Friday we awoke to the most glorious day and Argyrula suggested an excursion to Trizonia.  The only inhabited island in the Gulf of Corinth, we drove the half hour or so there, found we had just missed a boat and so telephoned for a sea taxi to take us across from Hania.  The island is incredibly green, it has a beautiful natural port with a marina for luxurious yachts … we strolled around the port and coastline where sea urchins were clearly visible on the rocks, before sitting down at a seaside cafe to drink the island dry – they only had two beers!  Once back in Galaxidi, we set off to walk around the town, returning to “Memories from the Ports” for lunch then back to our hotel for a siesta.  There is only one restaurant in the smaller harbour … built in 1800, Art Cafe Liotrivi is an old olive oil press now turned into a gallery/taverna by owner/artist Giorgos Minas.  We ate there that evening before heading around once more to the main harbour for drinkies.

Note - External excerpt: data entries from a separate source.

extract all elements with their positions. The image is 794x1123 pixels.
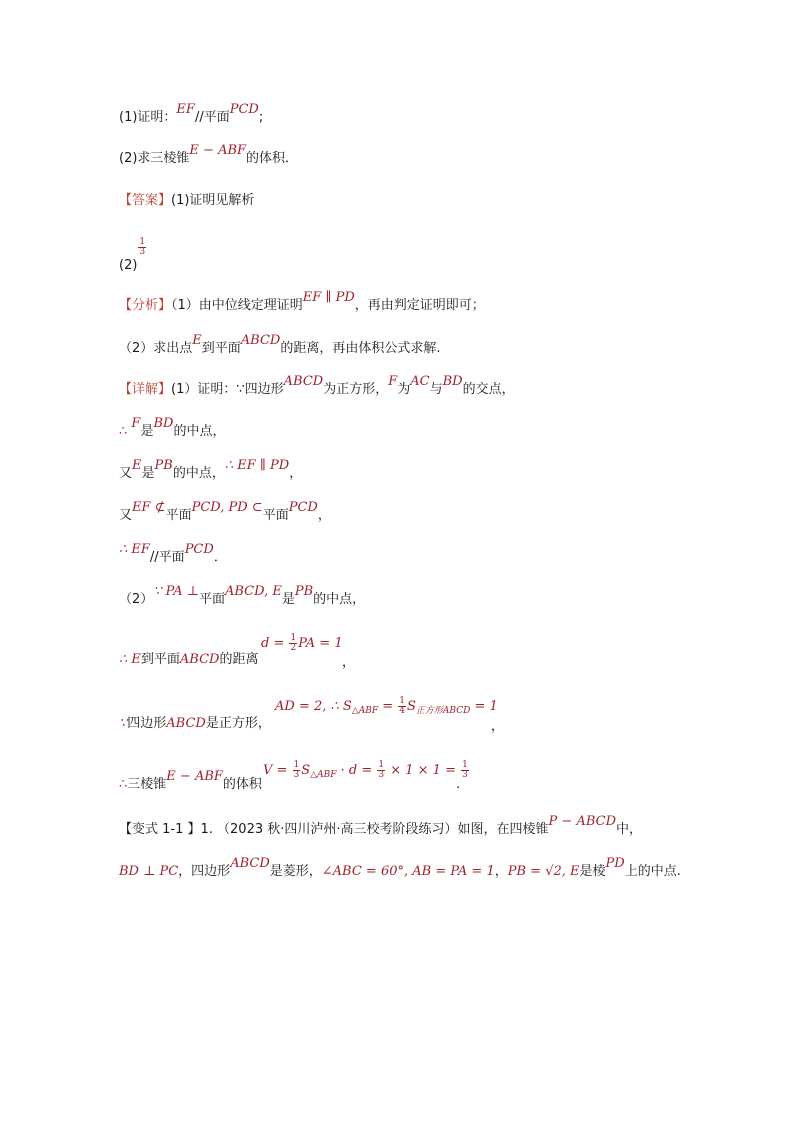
q1-text2: //平面 xyxy=(194,110,230,125)
detail-line-5 xyxy=(119,542,227,566)
numerator: 1 xyxy=(293,760,300,770)
variant-text2: 中， xyxy=(616,822,643,837)
text: ， xyxy=(494,864,508,879)
text: 是棱 xyxy=(579,864,606,879)
denominator: 2 xyxy=(290,643,297,653)
text: 的中点， xyxy=(313,592,366,607)
text: ， xyxy=(317,508,331,523)
variant-line-2 xyxy=(119,856,681,880)
comma: ， xyxy=(491,719,505,734)
analysis2-text: （2）求出点 xyxy=(119,341,193,356)
math-pa-eq: PA = 1 xyxy=(298,636,343,651)
numerator: 1 xyxy=(462,760,468,770)
volume-formula xyxy=(263,761,470,780)
numerator: 1 xyxy=(399,696,406,706)
detail-line-8 xyxy=(119,696,505,734)
math-pb-sqrt2: PB = √2, E xyxy=(507,864,580,879)
text: 三棱锥 xyxy=(127,777,167,792)
math-abcd-e: ABCD, E xyxy=(225,584,282,599)
fraction-one-half xyxy=(289,634,297,653)
math-f: F xyxy=(131,416,141,431)
math-e-abf: E − ABF xyxy=(166,769,223,784)
math-p-abcd: P − ABCD xyxy=(548,814,616,829)
detail-text4: 与 xyxy=(429,382,443,397)
variant-tag: 【变式 1-1 】 xyxy=(119,822,201,837)
answer-2-label: (2) xyxy=(119,258,138,273)
answer-tag: 【答案】 xyxy=(119,193,172,208)
subscript-abf: △ABF xyxy=(351,706,379,716)
math-pcd: PCD xyxy=(229,102,259,117)
math-f: F xyxy=(388,374,398,389)
denominator: 4 xyxy=(399,706,406,716)
equals: = xyxy=(378,699,398,714)
detail-line-3 xyxy=(119,458,303,482)
text: 的体积 xyxy=(222,777,262,792)
denominator: 3 xyxy=(378,770,385,780)
math-bd: BD xyxy=(153,416,174,431)
detail-text3: 为 xyxy=(397,382,411,397)
text: 平面 xyxy=(262,508,289,523)
text: 到平面 xyxy=(140,652,180,667)
math-ef-parallel-pd: ∴ EF ∥ PD xyxy=(224,458,290,473)
math-pd: PD xyxy=(605,856,625,871)
math-bd-perp-pc: BD ⊥ PC xyxy=(119,864,179,879)
fraction-one-third xyxy=(138,238,146,257)
fraction-one-quarter xyxy=(398,697,406,716)
math-s: S xyxy=(301,763,311,778)
denominator: 3 xyxy=(293,770,300,780)
q1-end: ; xyxy=(258,110,264,125)
math-therefore-ef: ∴ EF xyxy=(119,542,150,557)
therefore-symbol: ∴ xyxy=(119,424,132,439)
math-ad: AD = 2, ∴ S xyxy=(275,699,352,714)
detail-1 xyxy=(119,374,515,398)
text: 是 xyxy=(140,424,154,439)
subscript-square: 正方形ABCD xyxy=(415,706,471,716)
text: 的中点， xyxy=(173,424,226,439)
analysis-text: （1）由中位线定理证明 xyxy=(171,298,303,313)
period: . xyxy=(456,777,461,792)
math-ef-not-subset: EF ⊄ xyxy=(132,500,166,515)
text: 的中点， xyxy=(172,466,225,481)
numerator: 1 xyxy=(139,237,146,247)
distance-formula xyxy=(261,634,343,653)
analysis-text2: ，再由判定证明即可； xyxy=(354,298,485,313)
math-bd: BD xyxy=(442,374,463,389)
therefore-symbol: ∴ xyxy=(119,777,128,792)
denominator: 3 xyxy=(139,247,146,257)
detail-text: (1）证明：∵四边形 xyxy=(171,382,284,397)
numerator: 1 xyxy=(290,633,297,643)
analysis2-text3: 的距离，再由体积公式求解. xyxy=(280,341,441,356)
math-abcd: ABCD xyxy=(283,374,324,389)
area-formula xyxy=(275,697,498,716)
math-times: × 1 × 1 = xyxy=(386,763,461,778)
equals-one: = 1 xyxy=(470,699,498,714)
detail-line-4 xyxy=(119,500,331,524)
text: ， xyxy=(289,466,303,481)
text: 平面 xyxy=(198,592,225,607)
text: 四边形 xyxy=(127,716,167,731)
math-abcd: ABCD xyxy=(230,856,270,871)
fraction xyxy=(461,761,469,780)
analysis-tag: 【分析】 xyxy=(119,298,172,313)
fraction xyxy=(293,761,301,780)
analysis-2 xyxy=(119,333,441,357)
detail-text5: 的交点， xyxy=(462,382,515,397)
text: 又 xyxy=(119,466,133,481)
subscript-abf: △ABF xyxy=(310,770,337,780)
detail-line-9 xyxy=(119,760,468,793)
math-abcd: ABCD xyxy=(166,716,206,731)
math-abcd: ABCD xyxy=(240,333,281,348)
detail-line-6 xyxy=(119,584,366,608)
fraction xyxy=(377,761,385,780)
analysis2-text2: 到平面 xyxy=(201,341,241,356)
text: 平面 xyxy=(165,508,192,523)
text: （2） xyxy=(119,592,154,607)
math-ac: AC xyxy=(410,374,430,389)
detail-tag: 【详解】 xyxy=(119,382,172,397)
math-pcd-pd-subset: PCD, PD ⊂ xyxy=(191,500,263,515)
text: ，四边形 xyxy=(178,864,231,879)
math-e: E xyxy=(132,458,142,473)
answer-2 xyxy=(119,237,147,273)
answer-text: (1)证明见解析 xyxy=(171,193,255,208)
math-pcd: PCD xyxy=(288,500,318,515)
math-pcd: PCD xyxy=(184,542,214,557)
text: ． xyxy=(213,550,227,565)
numerator: 1 xyxy=(378,760,385,770)
detail-line-7 xyxy=(119,633,356,670)
q1-text: (1)证明： xyxy=(119,110,177,125)
text: 上的中点. xyxy=(624,864,681,879)
text: 又 xyxy=(119,508,133,523)
text: 是正方形， xyxy=(205,716,271,731)
math-pa-perp: ∵ PA ⊥ xyxy=(153,584,199,599)
text: 是 xyxy=(141,466,155,481)
because-symbol: ∵ xyxy=(119,716,128,731)
detail-text2: 为正方形， xyxy=(323,382,389,397)
math-s: S xyxy=(407,699,416,714)
answer-1 xyxy=(119,193,254,209)
variant-line-1 xyxy=(119,814,643,838)
math-dot-d: · d = xyxy=(336,763,377,778)
math-therefore-e: ∴ E xyxy=(119,652,141,667)
q2-end: 的体积． xyxy=(246,151,299,166)
detail-line-2 xyxy=(119,416,226,440)
math-v: V = xyxy=(263,763,292,778)
q2-text: (2)求三棱锥 xyxy=(119,151,190,166)
text: 的距离 xyxy=(219,652,259,667)
denominator: 3 xyxy=(462,770,468,780)
question-1 xyxy=(119,102,264,126)
math-ef-parallel-pd: EF ∥ PD xyxy=(302,290,355,305)
math-e: E xyxy=(192,333,202,348)
variant-text: 1. （2023 秋·四川泸州·高三校考阶段练习）如图，在四棱锥 xyxy=(200,822,549,837)
math-abcd: ABCD xyxy=(179,652,220,667)
math-pb: PB xyxy=(154,458,173,473)
text: //平面 xyxy=(149,550,185,565)
analysis-1 xyxy=(119,290,485,314)
math-angle-abc: ∠ABC = 60°, AB = PA = 1 xyxy=(321,864,495,879)
question-2 xyxy=(119,143,299,167)
math-ef: EF xyxy=(176,102,195,117)
math-pb: PB xyxy=(294,584,314,599)
comma: ， xyxy=(342,655,356,670)
math-e-abf: E − ABF xyxy=(189,143,247,158)
text: 是 xyxy=(281,592,295,607)
math-d: d = xyxy=(261,636,289,651)
text: 是菱形， xyxy=(269,864,322,879)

On Saturday it was time to leave and the weather once again could not have been nicer.  On the road by 0930 hours, an hour later we were back in Nafpaktos, ready to explore the Venetian Fortress archaeological site which towers above the town and with wonderful views of the Rio-Antirrio Bridge in the distance.  After sitting in the sun for a coffee break at a cafe on the side of the hill, we set off yet again, stopping next in Rio to photograph the bridge.  It was getting well on in the afternoon when we finally made it to the taverna where we had planned to stop for lunch.  Once back in Porto Heli, we visited a bakery to buy bread and for Costas, what he called some ‘light’ sweets … he cannot say no to them.  It was also in Porto Heli that I captured the amazing sunset … a sea taxi from Kosta to Spetses and back in the house a little before 1800 hours feeling very satisfied with our time away.